In the tradition of the two other "Found Books" posts I'd like to take a moment to feature three of the books they've brought back this year. One of them I reviewed a few weeks ago.
Incidentally I'm looking at two others currently and will post a full review of them somewhere down the line. What can I say? NYRB Classics are like cookies and milk to me.
The Lonely Passion Of Judith Hearne by Brian Moore. Afterword by Mary Gordon. NYRB Classics. Trade paperback. ISBN: 9781590173497. 240 pps. $14.95.
From the NYRB Classics website...
The Lonely Passion of Judith Hearne is an unflinching and deeply sympathetic portrait of a woman destroyed by self and circumstance. First published in 1955, it marked Brian Moore as a major figure in English literature (he would go on to be short-listed three times for the Booker Prize) and established him as an astute chronicler of the human soul.
Judith Hearne is an unmarried woman of a certain age who has come down in society. She has few skills and is full of the prejudices and pieties of her genteel Belfast upbringing. But Judith has a secret life. And she is just one heartbreak away from revealing it to the world.
Nightmare Alley by William Lindsay Gresham. Introduction by Nick Tosches. Fiction. New York Review Of Books. Trade Paperback. 275 pps. ISBN: 9781590173480. $14.95.
From the May 10th Front List / Back List...

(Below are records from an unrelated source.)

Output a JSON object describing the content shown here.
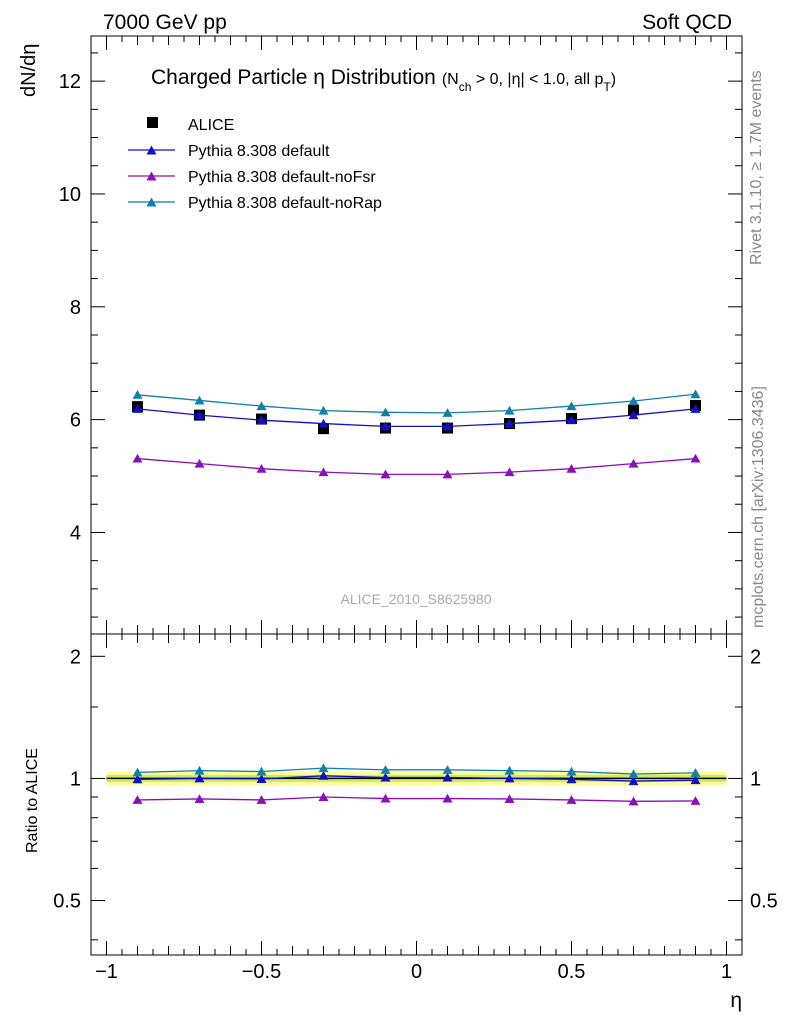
{
  "header": {
    "left": "7000 GeV pp",
    "right": "Soft QCD"
  },
  "side_labels": {
    "rivet": "Rivet 3.1.10, ≥ 1.7M events",
    "mcplots": "mcplots.cern.ch [arXiv:1306.3436]"
  },
  "watermark": "ALICE_2010_S8625980",
  "colors": {
    "alice": "#000000",
    "default": "#1010c8",
    "noFsr": "#8a10b8",
    "noRap": "#1080a8",
    "band_inner": "#ccee66",
    "band_outer": "#ffff99"
  },
  "chart_data": [
    {
      "type": "line",
      "title": "Charged Particle η Distribution",
      "title_sub": "(N",
      "title_sub_ch": "ch",
      "title_sub_rest": " > 0, |η| < 1.0, all p",
      "title_sub_T": "T",
      "title_sub_close": ")",
      "ylabel": "dN/dη",
      "xlabel": "η",
      "xlim": [
        -1.05,
        1.05
      ],
      "ylim": [
        2.2,
        12.8
      ],
      "yticks_major": [
        4,
        6,
        8,
        10,
        12
      ],
      "ytick_labels": [
        "4",
        "6",
        "8",
        "10",
        "12"
      ],
      "x": [
        -0.9,
        -0.7,
        -0.5,
        -0.3,
        -0.1,
        0.1,
        0.3,
        0.5,
        0.7,
        0.9
      ],
      "series": [
        {
          "name": "ALICE",
          "marker": "square",
          "values": [
            6.23,
            6.08,
            6.01,
            5.84,
            5.85,
            5.85,
            5.93,
            6.02,
            6.17,
            6.25
          ]
        },
        {
          "name": "Pythia 8.308 default",
          "marker": "triangle",
          "values": [
            6.19,
            6.08,
            5.99,
            5.93,
            5.88,
            5.88,
            5.93,
            5.99,
            6.08,
            6.19
          ]
        },
        {
          "name": "Pythia 8.308 default-noFsr",
          "marker": "triangle",
          "values": [
            5.31,
            5.22,
            5.13,
            5.07,
            5.03,
            5.03,
            5.07,
            5.13,
            5.22,
            5.31
          ]
        },
        {
          "name": "Pythia 8.308 default-noRap",
          "marker": "triangle",
          "values": [
            6.44,
            6.34,
            6.24,
            6.16,
            6.13,
            6.12,
            6.16,
            6.24,
            6.33,
            6.45
          ]
        }
      ]
    },
    {
      "type": "line",
      "ylabel": "Ratio to ALICE",
      "xlabel": "η",
      "xlim": [
        -1.05,
        1.05
      ],
      "ylim": [
        0.367,
        2.27
      ],
      "yticks_major": [
        0.5,
        1,
        2
      ],
      "ytick_labels": [
        "0.5",
        "1",
        "2"
      ],
      "xticks_major": [
        -1,
        -0.5,
        0,
        0.5,
        1
      ],
      "xtick_labels": [
        "−1",
        "−0.5",
        "0",
        "0.5",
        "1"
      ],
      "band": {
        "inner": 0.02,
        "outer": 0.04
      },
      "x": [
        -0.9,
        -0.7,
        -0.5,
        -0.3,
        -0.1,
        0.1,
        0.3,
        0.5,
        0.7,
        0.9
      ],
      "series": [
        {
          "name": "Pythia 8.308 default",
          "values": [
            0.995,
            1.0,
            0.997,
            1.015,
            1.005,
            1.005,
            1.0,
            0.995,
            0.985,
            0.99
          ]
        },
        {
          "name": "Pythia 8.308 default-noFsr",
          "values": [
            0.885,
            0.89,
            0.885,
            0.9,
            0.892,
            0.892,
            0.89,
            0.885,
            0.878,
            0.88
          ]
        },
        {
          "name": "Pythia 8.308 default-noRap",
          "values": [
            1.035,
            1.045,
            1.04,
            1.06,
            1.05,
            1.05,
            1.045,
            1.04,
            1.025,
            1.032
          ]
        }
      ]
    }
  ]
}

When he was found in his empty apartment he had a suit on and in his pocket he carried business cards that at the four corners read: NO ADDRESS, NO PHONE, NO BUSINESS, NO MONEY and in the center: RETIRED. It was September of 1962. Nightmare Alley, Gresham's biggest critical and monetary success, was utterly out-of-print.
Nightmare Alley is about crime and dilemma, guilt and madness, and pulls you in like the mark that you are. It is a novel about the fast-talking, quick misdirection of carnivals. It is about sexual obsession, murder and above all else, alcoholism.

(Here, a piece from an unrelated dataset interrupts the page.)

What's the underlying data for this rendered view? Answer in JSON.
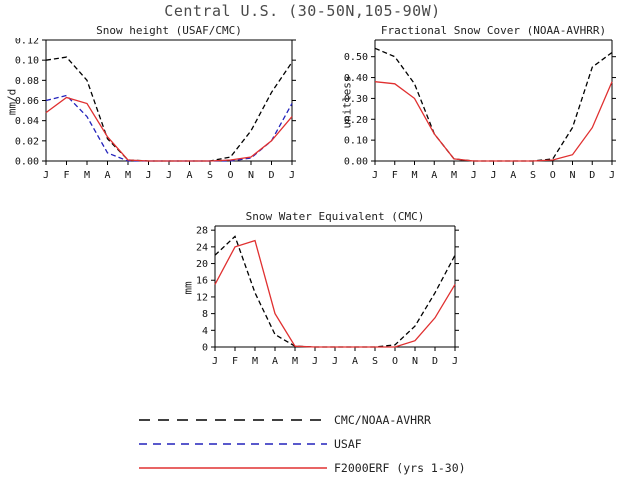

It has also lived a largely underground existence. When Gresham died, no paper carried the story except the New York Post. The bridge columnist mentioned his passing. It seems the cards at least honored the man they apparently condemned.
The label of cult classic was seemingly the novel's fate. That is until 2010 when New York Review Of Books did what they do and brought it back to life, replete with insightful Foreword by Nick Tosches. This is not a book that should be underground. This is one for the 20th century's "best" lists.
The Murderess by Alexandros Papadiamantis. Translated from the Greek by Peter Levi. Fiction. NYRB Classics. Trade paperback. ISBN: 9781590173503. 144 pps. $12.95.
From the NYRB Classics website...
The Murderess is a bone-chilling tale of crime and punishment with the dark beauty of a backwoods ballad. Set on the dirt-poor Aegean island of Skiathos, it is the story of Hadoula, an old woman living on the margins of society and at the outer limits of respectability. Hadoula knows about herbs and their hidden properties, and women come to her when they need help. She knows women’s secrets and she knows the misery of their lives, and as the book begins, she is trying to stop her new-born granddaughter from crying so that her daughter can at last get a little sleep. She rocks the baby and rocks her and then the terrible truth hits her: there’s nothing worse than being born a woman, and there’s something that she, Hadoula, can do about that.
Peter Levi’s matchless translation of Alexandros Papadiamantis’s astonishing novella captures the excitement and haunting poetry of the original Greek.